Importantly, however, blogging should not automatically be considered to trigger the media exemption unless the blog meets the standards for being considered part of the media. It is not necessary to expand the media exemption to include uncompensated bloggers who are unaffiliated with campaigns because they are protected by the exemption recommended above for volunteer uncompensated political communication.

This gets really tricky.

Relevant passages in the Political Reform Act define news media as “a regularly published newspaper, magazine or other periodical of general circulation which routinely carries news, articles and commentary of general interest” or “a federally regulated broadcast outlet” or certain kinds of newsletters or regularly published periodicals.

What does that make an online political news site like Calbuzz? Or partisan sites like Calitics or FlashReport? Or an aggregator like Rough & Tumble? All of which have or would gladly accept, advertising from candidates and political committees. What would you call Red County? Or California Majority Report? Do they “meet certain standards for being considered part of the media?” Or are they advocates for causes and candidates?

Click on the “eBay: Don’t Buy It Now” ad on this page and you get taken to California Working Families which tells you the page is “Paid for by California Working Families for Jerry Brown for Governor 2010, a Coalition of Public Employees, Firefighters, and Building Trades Organizations.
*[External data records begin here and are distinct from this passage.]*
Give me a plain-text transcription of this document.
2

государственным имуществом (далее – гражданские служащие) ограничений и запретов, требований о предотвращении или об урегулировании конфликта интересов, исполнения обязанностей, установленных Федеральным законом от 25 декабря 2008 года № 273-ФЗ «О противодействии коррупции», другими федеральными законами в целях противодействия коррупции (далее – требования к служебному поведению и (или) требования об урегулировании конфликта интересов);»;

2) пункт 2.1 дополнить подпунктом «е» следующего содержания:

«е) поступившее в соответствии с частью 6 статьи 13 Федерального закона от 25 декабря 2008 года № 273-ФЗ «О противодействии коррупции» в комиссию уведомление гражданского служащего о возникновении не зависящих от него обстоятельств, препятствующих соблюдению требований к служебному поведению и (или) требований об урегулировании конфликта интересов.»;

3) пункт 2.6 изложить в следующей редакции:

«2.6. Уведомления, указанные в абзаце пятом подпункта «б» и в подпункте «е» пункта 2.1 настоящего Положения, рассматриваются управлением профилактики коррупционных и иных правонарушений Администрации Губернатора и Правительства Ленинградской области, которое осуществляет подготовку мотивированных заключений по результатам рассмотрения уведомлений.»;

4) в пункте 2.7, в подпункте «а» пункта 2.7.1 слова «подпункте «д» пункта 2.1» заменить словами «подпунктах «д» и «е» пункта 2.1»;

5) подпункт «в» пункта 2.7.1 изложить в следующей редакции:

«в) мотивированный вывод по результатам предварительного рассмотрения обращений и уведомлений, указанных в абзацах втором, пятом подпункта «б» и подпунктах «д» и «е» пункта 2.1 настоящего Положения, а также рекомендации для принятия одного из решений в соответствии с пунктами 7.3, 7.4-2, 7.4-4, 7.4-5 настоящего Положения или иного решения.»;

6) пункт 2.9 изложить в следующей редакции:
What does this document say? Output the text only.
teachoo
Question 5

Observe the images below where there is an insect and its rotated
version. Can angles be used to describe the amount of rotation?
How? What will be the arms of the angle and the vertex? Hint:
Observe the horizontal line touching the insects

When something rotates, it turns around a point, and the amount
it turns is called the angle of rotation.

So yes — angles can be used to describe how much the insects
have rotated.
I.D. # 1324632.  Not authorized by a candidate or a committee controlled by a candidate.” That’s the way it should work.

Likewise, if you click on “It’s Time for a New California” on the FlashReport home page, you get taken to Meg Whitman’s campaign home page which tells you at the bottom “Paid for by Meg Whitman For Governor 2010.” They probably ought to include their FPPC identification, but that’s a quibble.

But if you click on erichogue on Twitter, there’s no way to know that the screeching right-wing tweets from the conservative radio commentator just might be influenced by that $1,000 payment he got in the last reporting period from the Whitman campaign.

So what’s his Hogue News?  He’d like us to believe his site is “news media.” But he’s already proved he’s a for-rent mouth breather. Trouble is, the only people who know are those who’ve followed the arcane news about campaign finance or those who’ve read through Whitman’s expenditure reports and stumbled across the payment to him.

It won’t do for the FPPC to define “news media” in a way that includes only the dead and dying old media, as the current regulations do. But it also won’t do to ignore the fact that some online practitioners feel no compunction to level with the public about their status as paid advocates.

Plenty of free parking: Calbuzz would be happy to participate in further discussions with the FPPC on these issues. And if the FPPC would like to buy an ad on our site, they can find the rate card right here.